Kurdish officers in the SDF and aid groups have voiced surprise that the flow of evacuees never seemed to dry up after weeks of evacuations.

On Tuesday alone, "3,500 people were evacuated from Daesh-held territory," said SDF spokesman Mustefa Bali, using an Arabic acronym for IS.

Hundreds more filed out of Baghouz on Wednesday, AFP correspondents on the ground reported.

As the sun set on the outskirts of Baghouz, the SDF delivered a truck full of wounded women, some of whom had to be lifted out of the lorry on stretchers.

Nearby, a solemn procession of bearded men led by armed guards filed slowly towards US-led coalition troops for processing.

Tearful women clad in black gathered to watch them file past, demanding answers from SDF fighters about where they were being taken.

Around a tenth of the 57,000 people who have fled the last IS bastion since December were jihadists trying to slip back into civilian life, according to SDF officers and the Syrian Observatory for Human Rights.

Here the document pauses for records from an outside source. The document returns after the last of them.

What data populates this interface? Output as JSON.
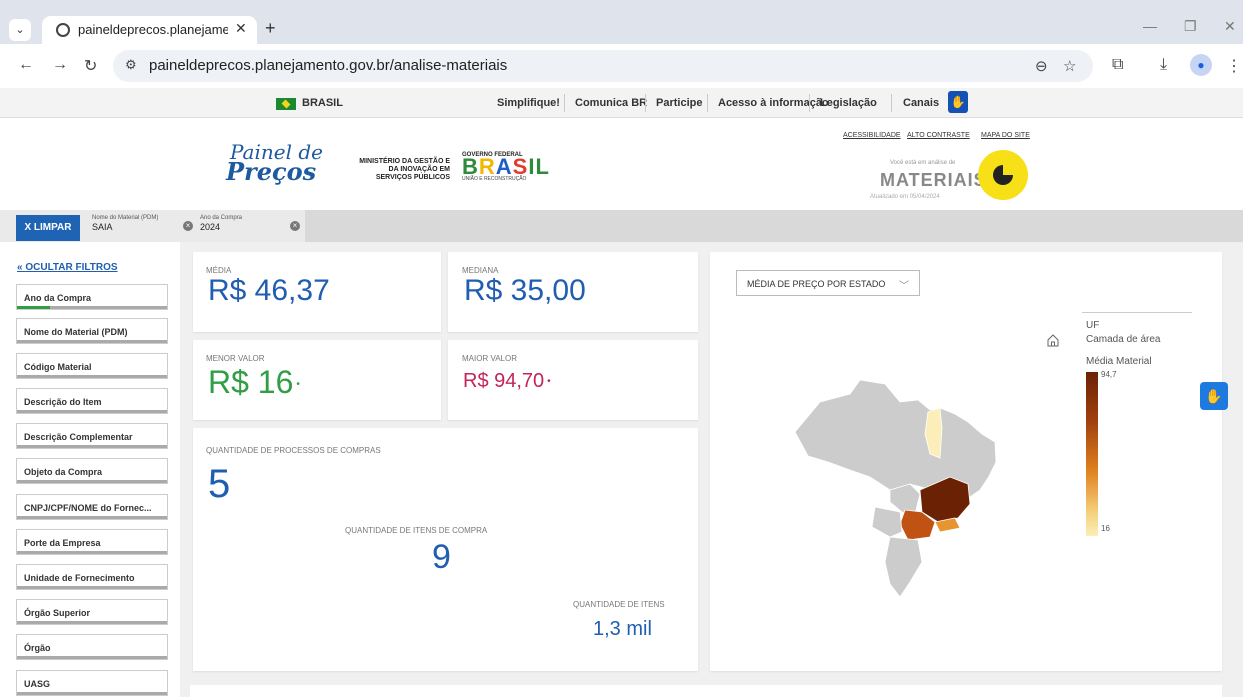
{
  "browser": {
    "tab_title": "paineldeprecos.planejamento.g",
    "url": "paineldeprecos.planejamento.gov.br/analise-materiais"
  },
  "govbar": {
    "country": "BRASIL",
    "links": [
      "Simplifique!",
      "Comunica BR",
      "Participe",
      "Acesso à informação",
      "Legislação",
      "Canais"
    ]
  },
  "header": {
    "logo_line1": "Painel de",
    "logo_line2": "Preços",
    "ministry": "MINISTÉRIO DA GESTÃO E DA INOVAÇÃO EM SERVIÇOS PÚBLICOS",
    "gov_top": "GOVERNO FEDERAL",
    "gov_bottom": "UNIÃO E RECONSTRUÇÃO",
    "links": [
      "ACESSIBILIDADE",
      "ALTO CONTRASTE",
      "MAPA DO SITE"
    ],
    "analysis_sub": "Você está em análise de",
    "analysis_title": "MATERIAIS",
    "updated": "Atualizado em 05/04/2024"
  },
  "filter_bar": {
    "clear_label": "X LIMPAR",
    "chips": [
      {
        "label": "Nome do Material (PDM)",
        "value": "SAIA"
      },
      {
        "label": "Ano da Compra",
        "value": "2024"
      }
    ]
  },
  "sidebar": {
    "toggle_label": "OCULTAR FILTROS",
    "filters": [
      {
        "label": "Ano da Compra",
        "fill": 0.22
      },
      {
        "label": "Nome do Material (PDM)",
        "fill": 0
      },
      {
        "label": "Código Material",
        "fill": 0
      },
      {
        "label": "Descrição do Item",
        "fill": 0
      },
      {
        "label": "Descrição Complementar",
        "fill": 0
      },
      {
        "label": "Objeto da Compra",
        "fill": 0
      },
      {
        "label": "CNPJ/CPF/NOME do Fornec...",
        "fill": 0
      },
      {
        "label": "Porte da Empresa",
        "fill": 0
      },
      {
        "label": "Unidade de Fornecimento",
        "fill": 0
      },
      {
        "label": "Órgão Superior",
        "fill": 0
      },
      {
        "label": "Órgão",
        "fill": 0
      },
      {
        "label": "UASG",
        "fill": 0
      }
    ]
  },
  "kpis": {
    "media_label": "MÉDIA",
    "media_value": "R$ 46,37",
    "mediana_label": "MEDIANA",
    "mediana_value": "R$ 35,00",
    "menor_label": "MENOR VALOR",
    "menor_value": "R$ 16",
    "maior_label": "MAIOR VALOR",
    "maior_value": "R$ 94,70",
    "processos_label": "QUANTIDADE DE PROCESSOS DE COMPRAS",
    "processos_value": "5",
    "itens_compra_label": "QUANTIDADE DE ITENS DE COMPRA",
    "itens_compra_value": "9",
    "itens_label": "QUANTIDADE DE ITENS",
    "itens_value": "1,3 mil",
    "menor_color": "#2f9e44",
    "maior_color": "#c2255c",
    "value_color": "#1f5eb0"
  },
  "map": {
    "dropdown": "MÉDIA DE PREÇO POR ESTADO",
    "legend_title": "UF",
    "legend_layer": "Camada de área",
    "legend_measure": "Média Material",
    "legend_max": "94,7",
    "legend_min": "16"
  }
}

A senior SDF officer said 400 jihadists were captured on Tuesday night as they attempted to slip out of Baghouz in an escape he said was organised by a network that had planned to smuggle them to remote hideouts.

The operation to smash the last remnant of the "caliphate" that IS leader Abu Bakr al-Baghdadi proclaimed in 2014 resumed last Friday after a long humanitarian pause.

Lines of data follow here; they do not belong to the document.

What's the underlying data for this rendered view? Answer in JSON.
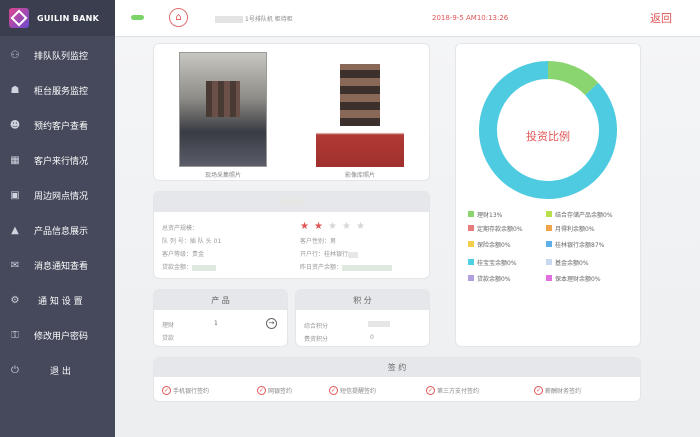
{
  "app": {
    "brand": "GUILIN BANK"
  },
  "sidebar": {
    "items": [
      {
        "label": "排队队列监控",
        "icon": "queue-monitor-icon"
      },
      {
        "label": "柜台服务监控",
        "icon": "counter-service-icon"
      },
      {
        "label": "预约客户查看",
        "icon": "appointment-icon"
      },
      {
        "label": "客户来行情况",
        "icon": "calendar-icon"
      },
      {
        "label": "周边网点情况",
        "icon": "branch-icon"
      },
      {
        "label": "产品信息展示",
        "icon": "product-icon"
      },
      {
        "label": "消息通知查看",
        "icon": "message-icon"
      },
      {
        "label": "通 知 设 置",
        "icon": "settings-icon"
      },
      {
        "label": "修改用户密码",
        "icon": "password-icon"
      },
      {
        "label": "退 出",
        "icon": "power-icon"
      }
    ]
  },
  "topbar": {
    "queue_info": "1号排队机 柜待柜",
    "timestamp": "2018-9-5 AM10:13:26",
    "back": "返回"
  },
  "photos": {
    "capture_caption": "现场采集照片",
    "library_caption": "影像库照片"
  },
  "customer": {
    "rows_left": [
      {
        "label": "总资产规模："
      },
      {
        "label": "队 列 号：插 队 头 01"
      },
      {
        "label": "客户等级：贵金"
      },
      {
        "label": "贷款金额："
      }
    ],
    "rows_right": [
      {
        "label": "客户性别：男"
      },
      {
        "label": "开户行：桂林银行"
      },
      {
        "label": "昨日资产余额："
      }
    ],
    "rating": {
      "value": 2,
      "max": 5
    }
  },
  "products": {
    "title": "产 品",
    "rows": [
      {
        "label": "理财",
        "value": "1"
      },
      {
        "label": "贷款",
        "value": ""
      }
    ]
  },
  "points": {
    "title": "积 分",
    "rows": [
      {
        "label": "综合积分",
        "value": ""
      },
      {
        "label": "费资积分",
        "value": "0"
      }
    ]
  },
  "investment": {
    "title": "投资比例",
    "legend": [
      {
        "label": "理财13%",
        "color": "#8ad56f"
      },
      {
        "label": "结合存储产品余额0%",
        "color": "#b8e04a"
      },
      {
        "label": "定期存款余额0%",
        "color": "#e77c7c"
      },
      {
        "label": "月得利余额0%",
        "color": "#f0a44a"
      },
      {
        "label": "保险余额0%",
        "color": "#f5cf4a"
      },
      {
        "label": "桂林银行余额87%",
        "color": "#5fb0e8"
      },
      {
        "label": "桂宝宝余额0%",
        "color": "#4dd0e1"
      },
      {
        "label": "基金余额0%",
        "color": "#c8d8f0"
      },
      {
        "label": "贷款余额0%",
        "color": "#b0a0e0"
      },
      {
        "label": "保本理财余额0%",
        "color": "#e070e0"
      }
    ]
  },
  "chart_data": {
    "type": "pie",
    "title": "投资比例",
    "categories": [
      "理财",
      "结合存储产品",
      "定期存款",
      "月得利",
      "保险",
      "桂林银行",
      "桂宝宝",
      "基金",
      "贷款",
      "保本理财"
    ],
    "values": [
      13,
      0,
      0,
      0,
      0,
      87,
      0,
      0,
      0,
      0
    ],
    "colors": [
      "#8ad56f",
      "#b8e04a",
      "#e77c7c",
      "#f0a44a",
      "#f5cf4a",
      "#4ecbe0",
      "#4dd0e1",
      "#c8d8f0",
      "#b0a0e0",
      "#e070e0"
    ]
  },
  "signing": {
    "title": "签 约",
    "items": [
      "手机银行签约",
      "网银签约",
      "短信提醒签约",
      "第三方支付签约",
      "薪酬财务签约"
    ]
  }
}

The assumption had been that almost no families remained holed up in Baghouz and that those who did were refusing to surrender and choosing to die there.

The deluge of fire unleashed by SDF artillery and coalition air strikes at the weekend appears to have broken the determination of some families.

Syrians, Iraqis and jihadists who travelled to the "caliphate" from France, Finland and other countries turned themselves in to Kurdish forces.

"There s still lots of people inside," said Safia, a 24-year-old Belgian woman among those trucked out by the SDF on Tuesday, adding that her French husband was among them.

Western forces from the US-led coalition -- which also includes France, one of the main sources of foreign IS fighters -- searched for wanted individuals among the new arrivals.

On Tuesday, the wife of French jihadist Jean-Michel Clain confirmed her husband had been killed in Baghouz, days after his brother Fabien.

The brothers were featured in a video claiming responsibility for a 2015 shooting rampage in the streets of Paris that remains France s deadliest ever terrorist attack.

Clain s widow Dorothee Maquere fled the enclave with her five children and told AFP she did not want to return to France.

"I want to be left alone after everything I ve been through... some place where I can live, where I won t be bothered, where I can live my life."

More than 50,000 evacuees have been squeezed into the Kurdish-run camp of Al-Hol, where the foreigners await a decision on their fate.

Their countries of origin have been reluctant to take them back, wary of security risks and the political backlash.

The SDF have warned however that they would not carry that burden much longer and that other avenues are being explored.

Iraq has already confirmed it received 14 French nationals suspected of fighting for IS in Syria.

Many of those filing out of Baghouz are weak after living for weeks with scarce food and hiding from bombs in underground shelters.

The authorities in Al-Hol and other camps for evacuees are overwhelmed and entire families have had to sleep rough.

Dozens of children are unaccompanied and the toll of those who died shortly after arriving or en route from Baghouz has risen to 90 since December, according to the UN.

The jihadists are massively outnumbered in Baghouz.

The Kurdish-led SDF, who launched their broad offensive on remaining IS strongholds in the Euphrates Valley six months ago, say they expect a victory within days.

The capture of Baghouz would mark the end of IS territorial control in the region and deal a death blow to the "caliphate", which at its peak more than four years ago was the size of the United Kingdom and ruled millions of people.